Brunetti volvió a repasar los papeles. Con la imaginación, superpuso a la información que contenían el mapa del este de Europa que él y Paola habían consultado dos noches antes. Siguió el camino de Roberto hacia el Este: había repostado en la misma frontera de Checoslovaquia, comprado un neumático, escandalosamente caro, en Polonia, vuelto a llenar el depósito en la misma ciudad en la que había conseguido el visado de entrada en Bielorrusia, había dormido una noche en un hotel de Minsk, mucho más caro que cualquiera de Roma o de Milán, y cenado en la misma Minsk por un precio astronómico. En la cuenta figuraban tres botellas de Borgoña —la única palabra que Brunetti pudo entender—, por lo que no debió de cenar solo; probablemente, era una de aquellas cenas con las que tenía que obsequiar a los clientes en representación de la empresa, actividad por la que era espléndidamente remunerado. Pero, ¿en Minsk?

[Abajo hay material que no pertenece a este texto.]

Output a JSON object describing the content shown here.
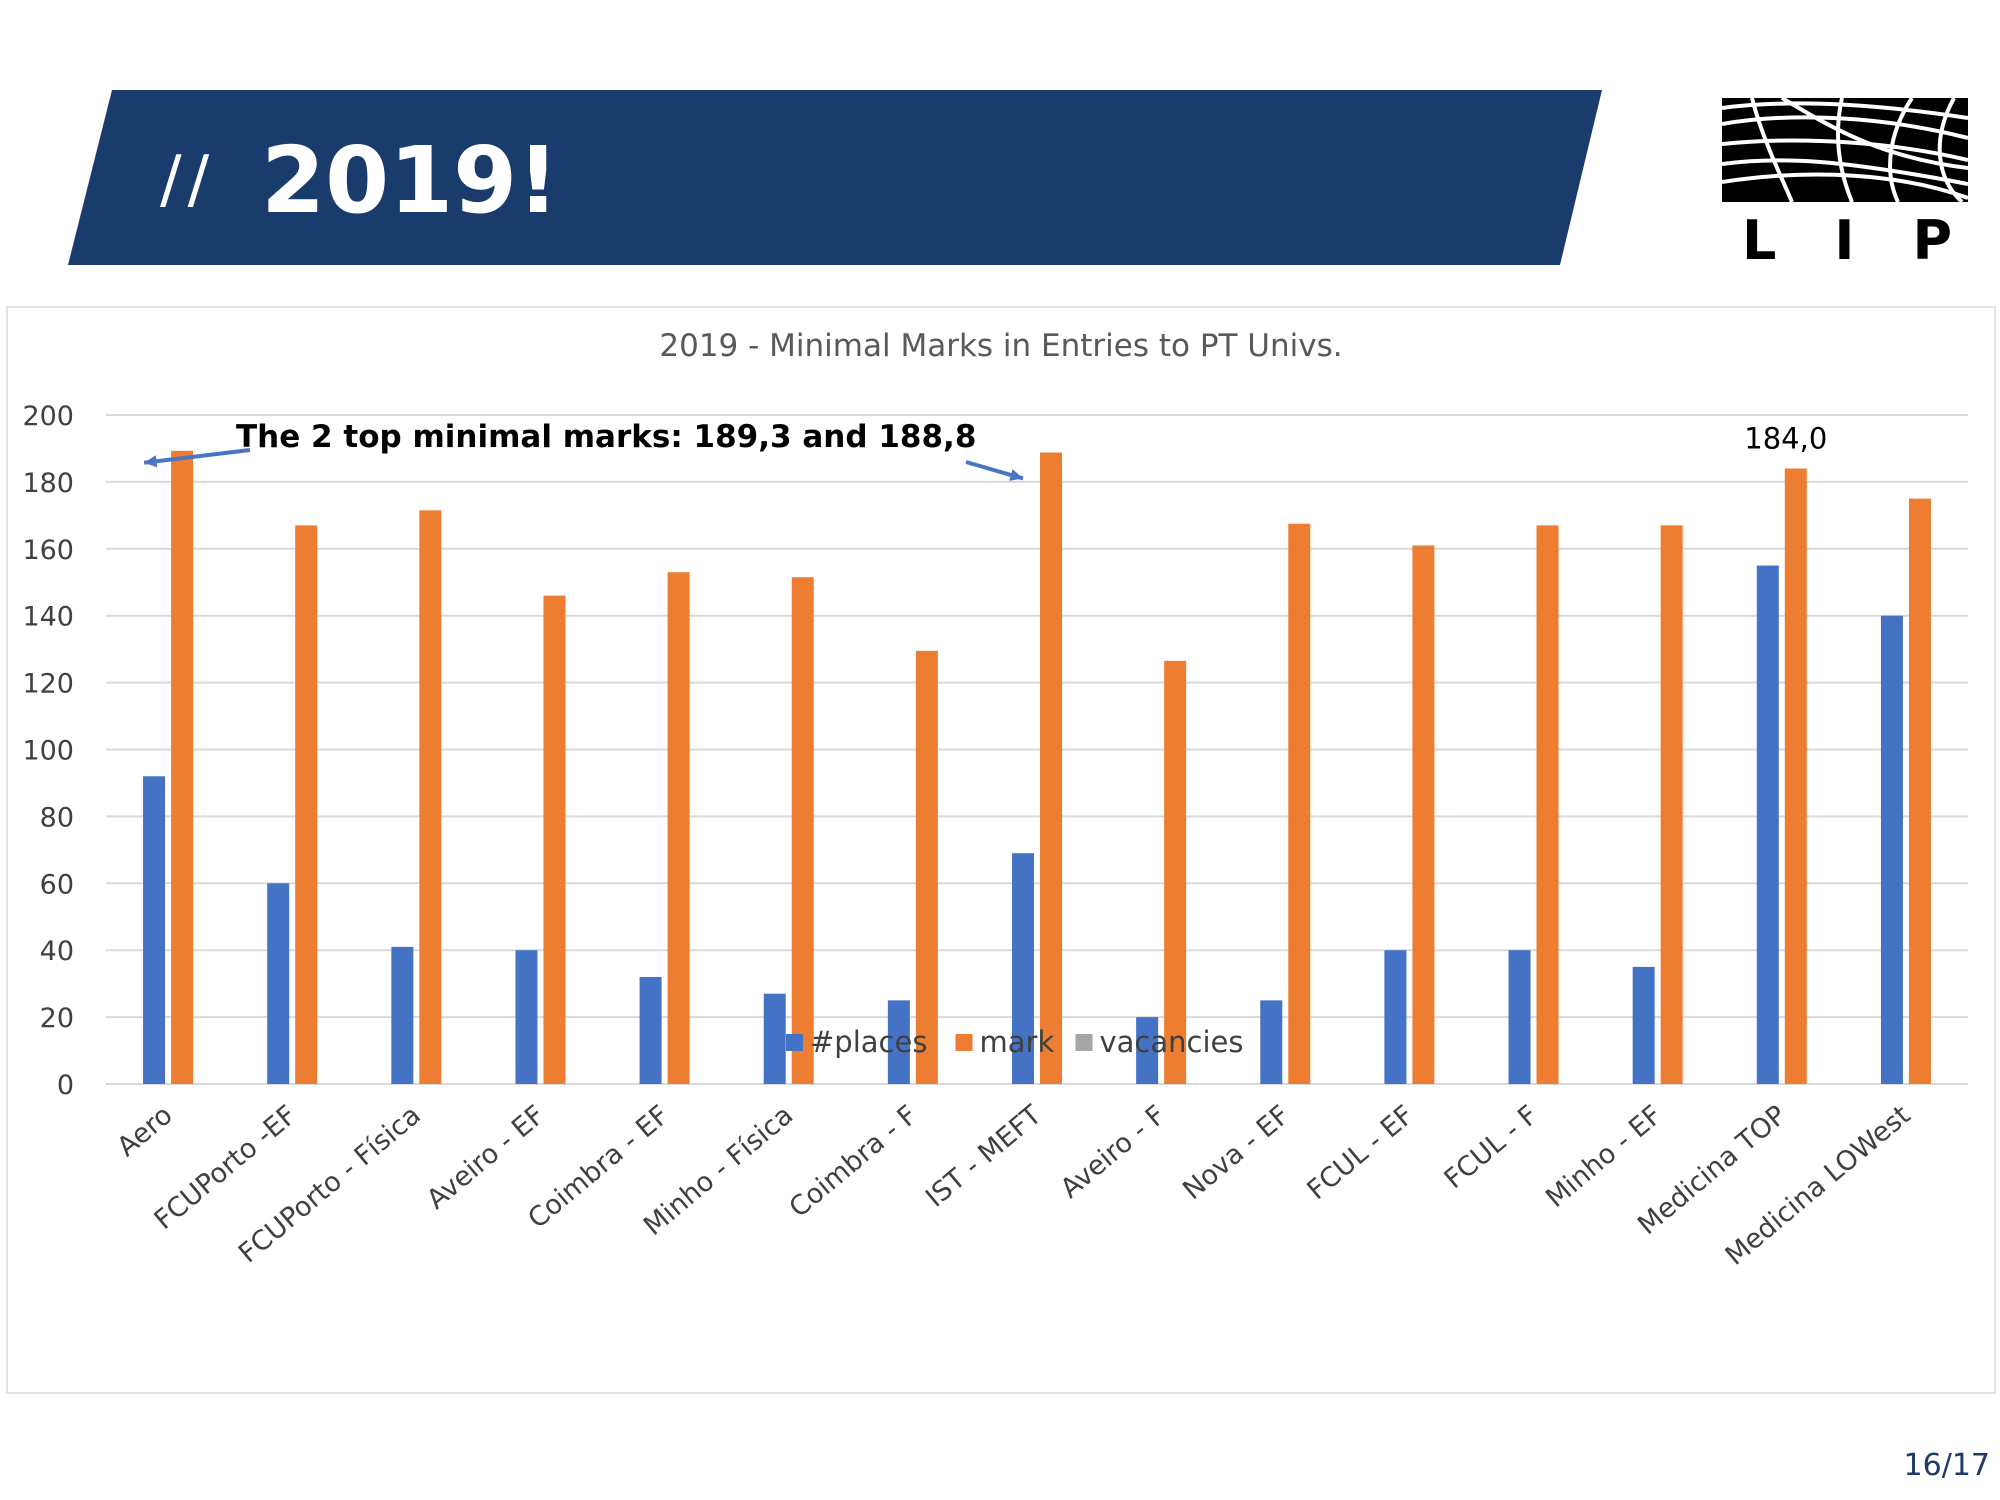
{
  "slide": {
    "title_prefix": "//",
    "title": "2019!",
    "page_number": "16/17"
  },
  "logo": {
    "text": "LIP"
  },
  "colors": {
    "banner": "#1a3c6c",
    "places": "#4472c4",
    "mark": "#ed7d31",
    "vacancies": "#a5a5a5",
    "grid": "#d9d9d9",
    "axis_text": "#404040",
    "arrow": "#4a75c4"
  },
  "chart_data": {
    "type": "bar",
    "title": "2019 - Minimal Marks in Entries to PT Univs.",
    "xlabel": "",
    "ylabel": "",
    "ylim": [
      0,
      200
    ],
    "yticks": [
      0,
      20,
      40,
      60,
      80,
      100,
      120,
      140,
      160,
      180,
      200
    ],
    "grid": true,
    "legend_position": "bottom",
    "categories": [
      "Aero",
      "FCUPorto -EF",
      "FCUPorto - Física",
      "Aveiro - EF",
      "Coimbra - EF",
      "Minho - Física",
      "Coimbra - F",
      "IST - MEFT",
      "Aveiro - F",
      "Nova - EF",
      "FCUL - EF",
      "FCUL - F",
      "Minho - EF",
      "Medicina TOP",
      "Medicina LOWest"
    ],
    "series": [
      {
        "name": "#places",
        "values": [
          92,
          60,
          41,
          40,
          32,
          27,
          25,
          69,
          20,
          25,
          40,
          40,
          35,
          155,
          140
        ]
      },
      {
        "name": "mark",
        "values": [
          189.3,
          167,
          171.5,
          146,
          153,
          151.5,
          129.5,
          188.8,
          126.5,
          167.5,
          161,
          167,
          167,
          184.0,
          175
        ]
      },
      {
        "name": "vacancies",
        "values": [
          0,
          0,
          0,
          0,
          0,
          0,
          0,
          0,
          0,
          0,
          0,
          0,
          0,
          0,
          0
        ]
      }
    ],
    "annotations": [
      {
        "text": "The 2 top minimal marks:  189,3 and 188,8",
        "targets": [
          "Aero",
          "IST - MEFT"
        ],
        "series": "mark"
      },
      {
        "text": "184,0",
        "target": "Medicina TOP",
        "series": "mark"
      }
    ]
  }
}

Como la lista estaba hecha por orden cronológico, Brunetti pudo seguir los movimientos de Roberto a su regreso, que había recorrido casi el mismo itinerario que él había imaginado: Polonia, Checoslovaquia, Austria y, girando al sur, Italia. En Tarvisio había puesto cincuenta mil liras de gasolina. Los cargos cesaban unos tres días antes del secuestro, no sin que se hubieran pagado trescientas mil liras a una farmacia próxima a su casa.